Kelly Reichardt a parfaitement choisi le titre au participe présent de son dernier film. ToShow Up, c’est apparaître soi-même, faire apparaître quelque chose, et dans les deux cas, l’assumer. Dès lors, Showing Up s’imposait pour raconter la vie de Lizzie, artiste en pleine préparation d’une expo, aux prises avec le chaos du quotidien, de ses amis, de sa famille, de la plomberie et de son chat. Par petites touches quasi-documentaires, franches, sensibles, sans effet ni distorsion, avec le simple regard posé qu’elle travaille film après film, Kelly Reichardt capte ce que produit son monde avec un calme olympien et une justesse sidérante. Dans First Cow, il s’agissait de fabriquer des oily cakes ; dans Showing Up, des sculptures. De la pâte que l’on pétrit et que l’on cuit, avec la même incertitude, la même fragilité, la même application routinière. La réalisatrice retrouve Michelle Williams pour la quatrième fois après Certaines Femmes, La Dernière Piste, et Wendy et Lucy, trois des films de notre Cycle Kelly Reichardt. Filmographie exhaustive de cette farouche indépendante qui prend le cinéma américain à contre-pied.

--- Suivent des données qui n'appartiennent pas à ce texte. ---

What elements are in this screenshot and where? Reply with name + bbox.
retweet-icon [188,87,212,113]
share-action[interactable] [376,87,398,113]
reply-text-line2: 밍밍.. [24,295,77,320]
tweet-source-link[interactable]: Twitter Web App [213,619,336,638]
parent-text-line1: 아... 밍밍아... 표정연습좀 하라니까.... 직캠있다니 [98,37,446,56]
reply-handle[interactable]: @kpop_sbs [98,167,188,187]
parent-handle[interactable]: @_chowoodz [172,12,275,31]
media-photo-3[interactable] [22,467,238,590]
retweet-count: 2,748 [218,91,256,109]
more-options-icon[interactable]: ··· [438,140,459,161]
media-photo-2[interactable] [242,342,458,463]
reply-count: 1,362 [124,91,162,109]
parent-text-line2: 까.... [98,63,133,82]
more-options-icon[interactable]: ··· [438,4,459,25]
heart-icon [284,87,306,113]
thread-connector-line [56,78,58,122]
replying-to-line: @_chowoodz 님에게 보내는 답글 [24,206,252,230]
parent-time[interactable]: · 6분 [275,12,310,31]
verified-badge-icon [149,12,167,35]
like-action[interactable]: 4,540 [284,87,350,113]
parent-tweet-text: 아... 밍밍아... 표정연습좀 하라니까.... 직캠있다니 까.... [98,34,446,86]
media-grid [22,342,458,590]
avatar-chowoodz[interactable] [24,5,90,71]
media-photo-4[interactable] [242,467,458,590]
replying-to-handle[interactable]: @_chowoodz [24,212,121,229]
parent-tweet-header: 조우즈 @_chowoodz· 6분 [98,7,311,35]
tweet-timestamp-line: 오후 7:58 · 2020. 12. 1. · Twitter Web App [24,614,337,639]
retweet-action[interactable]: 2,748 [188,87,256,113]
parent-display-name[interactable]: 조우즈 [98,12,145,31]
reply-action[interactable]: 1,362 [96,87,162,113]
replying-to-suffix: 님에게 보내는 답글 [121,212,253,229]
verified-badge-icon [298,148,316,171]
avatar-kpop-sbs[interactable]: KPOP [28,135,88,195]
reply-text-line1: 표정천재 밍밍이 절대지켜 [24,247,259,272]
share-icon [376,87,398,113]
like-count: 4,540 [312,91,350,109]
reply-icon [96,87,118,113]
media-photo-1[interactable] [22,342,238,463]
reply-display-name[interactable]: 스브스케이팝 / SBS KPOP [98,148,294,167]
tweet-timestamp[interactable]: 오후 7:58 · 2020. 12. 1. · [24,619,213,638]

Ancien reporter de guerre, Wissam Charaf filme l’amour de Mehdia et Ahmed. Même si leurs illusions semblent se fracasser dans un Beyrouth déliquescent, même si leur passé pèse sur leur destinée, même si le métal suinte de la peau d’Ahmed, même si un pale Nosferatu tente d’étrangler Mehdia, même s’ils vivent dans la misère, même s’ils sont des exilés, des traumatisés, des parias, ils s’aiment, et ils y croient. Totalement, inconditionnellement, définitivement. Voici Dirty, Difficult, Dangerous, le deuxième long-métrage d’un réalisateur qui impose un ton, et une étrange douceur à l’adversité. Une jolie fable, servie par une caméra fluide et un couple de comédiens sur-attachants.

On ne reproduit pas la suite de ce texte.